March 3, 2011Bookmark and Share
Nearly one in ten preschool children in the U.S. has been diagnosed with asthma, and in New York City, neighborhoods in upper Manhattan including the Bronx, Harlem and Fordham have the highest childhood asthma rates—in some areas, higher than the national average. Yet few asthma management programs are designed for parents of preschool children. A new program established Columbia University’s Mailman School of Public Health is working to address this gap and help families better prevent and treat asthma.
 
The program, called Asthma Basics for Children (ABC), provided multiple opportunities for parents to learn about asthma signs, triggers and management techniques through activities held at 31 daycare centers in northern Manhattan. Program leaders worked with a coalition of community service organizations, educators, parenting programs and community pediatric providers to offer a multilayered approach that includes educational activities as well as training to community pediatric providers. Following participation in the program, 85 percent of parents reported reducing their child’s asthma triggers. The number of asthma-related visits to emergency departments declined sharply from 74 percent to 47 percent, as did asthma-related hospitalizations, dropping from 24 percent to 11 percent.
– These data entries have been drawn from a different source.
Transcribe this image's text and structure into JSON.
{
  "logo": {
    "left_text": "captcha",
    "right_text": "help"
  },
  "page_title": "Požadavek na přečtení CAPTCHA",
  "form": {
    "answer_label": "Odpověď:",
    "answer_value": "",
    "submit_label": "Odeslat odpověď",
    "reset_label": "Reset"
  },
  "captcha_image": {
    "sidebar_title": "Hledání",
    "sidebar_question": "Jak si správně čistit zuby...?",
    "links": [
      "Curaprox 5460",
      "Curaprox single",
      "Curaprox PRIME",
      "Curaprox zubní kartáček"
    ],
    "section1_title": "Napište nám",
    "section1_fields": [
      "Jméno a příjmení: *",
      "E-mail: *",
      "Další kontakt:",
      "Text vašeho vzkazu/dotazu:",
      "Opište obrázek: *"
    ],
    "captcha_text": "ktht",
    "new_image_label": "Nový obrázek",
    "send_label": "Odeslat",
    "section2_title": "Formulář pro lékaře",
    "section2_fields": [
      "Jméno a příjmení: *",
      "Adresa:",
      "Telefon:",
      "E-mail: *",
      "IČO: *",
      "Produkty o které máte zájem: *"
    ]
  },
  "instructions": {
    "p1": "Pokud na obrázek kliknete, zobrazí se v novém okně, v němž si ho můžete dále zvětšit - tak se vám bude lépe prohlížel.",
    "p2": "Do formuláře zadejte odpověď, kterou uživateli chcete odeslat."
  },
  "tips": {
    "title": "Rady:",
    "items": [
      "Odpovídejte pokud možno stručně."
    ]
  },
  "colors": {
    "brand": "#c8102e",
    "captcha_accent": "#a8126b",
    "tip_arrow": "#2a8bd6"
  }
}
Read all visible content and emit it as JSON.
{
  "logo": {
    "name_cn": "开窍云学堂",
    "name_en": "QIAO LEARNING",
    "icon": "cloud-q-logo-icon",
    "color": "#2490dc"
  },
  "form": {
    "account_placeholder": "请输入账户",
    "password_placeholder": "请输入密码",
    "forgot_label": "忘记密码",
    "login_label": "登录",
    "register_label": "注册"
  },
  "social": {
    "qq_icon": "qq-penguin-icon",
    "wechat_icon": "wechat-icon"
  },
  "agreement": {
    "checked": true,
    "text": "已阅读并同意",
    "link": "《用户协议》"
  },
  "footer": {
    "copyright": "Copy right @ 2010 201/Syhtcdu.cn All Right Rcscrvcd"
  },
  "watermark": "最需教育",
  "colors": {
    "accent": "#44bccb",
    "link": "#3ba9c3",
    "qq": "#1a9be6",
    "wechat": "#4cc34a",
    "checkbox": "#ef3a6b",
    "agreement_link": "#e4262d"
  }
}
Full results of the program were published in the February 2011 Journal of Urban Health.
 
Parent participation was made more convenient through flexible workshop and activity scheduling. The Columbia researchers found that parent participation rates in the study exceeded rates found in most other preschool or school-based asthma programs.
 
“Although emergency room visits and hospitalization rates for this age group are more than twice that of older children with asthma, until we developed the ABC model, only a handful of programs had been designed to promote better asthma management by their parents of preschoolers,” said Sally E. Findley, professor of clinical population and family health at the Mailman School and lead author of the paper. “Our study suggests that this is an excellent time to engage parents in learning how to control their child’s asthma, which is evidenced in the huge gains that parents made in asthma control.”
 
Another key element of the ABC strategy was designing asthma education activities for the daycare setting to improve communication between parents and their child’s healthcare provider. Parents in the program said they were often reluctant to share concerns with their physician, especially about possible side effects of their child’s asthma medications. After participating in the program, however, nearly 90 percent of the parents said they found it easier to talk to their doctor, and 80 percent said they were confident in their ability to manage their child’s asthma. The two-pronged strategy of strengthening communication skills of parents and their child’s healthcare provider is likely to have contributed to the changes in asthma management behaviors, improved confidence and improved asthma control, said Dr. Findley.
  
Asthma control outcomes improved progressively as the child’s exposure to ABC's multilayered interventions increased. “This study shows that you can improve asthma outcomes for preschoolers with an approach that integrates activities for children, parents, teachers and healthcare providers,” noted Dr. Findley. “The greatest impact occurs when you combine education interventions at all of these levels. Our hope is that the asthma control skills that parents learn through this program will continue to help them support asthma control as their children progress in their schooling at community elementary schools. ”
 
The project was funded by the CDC's Controlling Asthma in American Cities Project.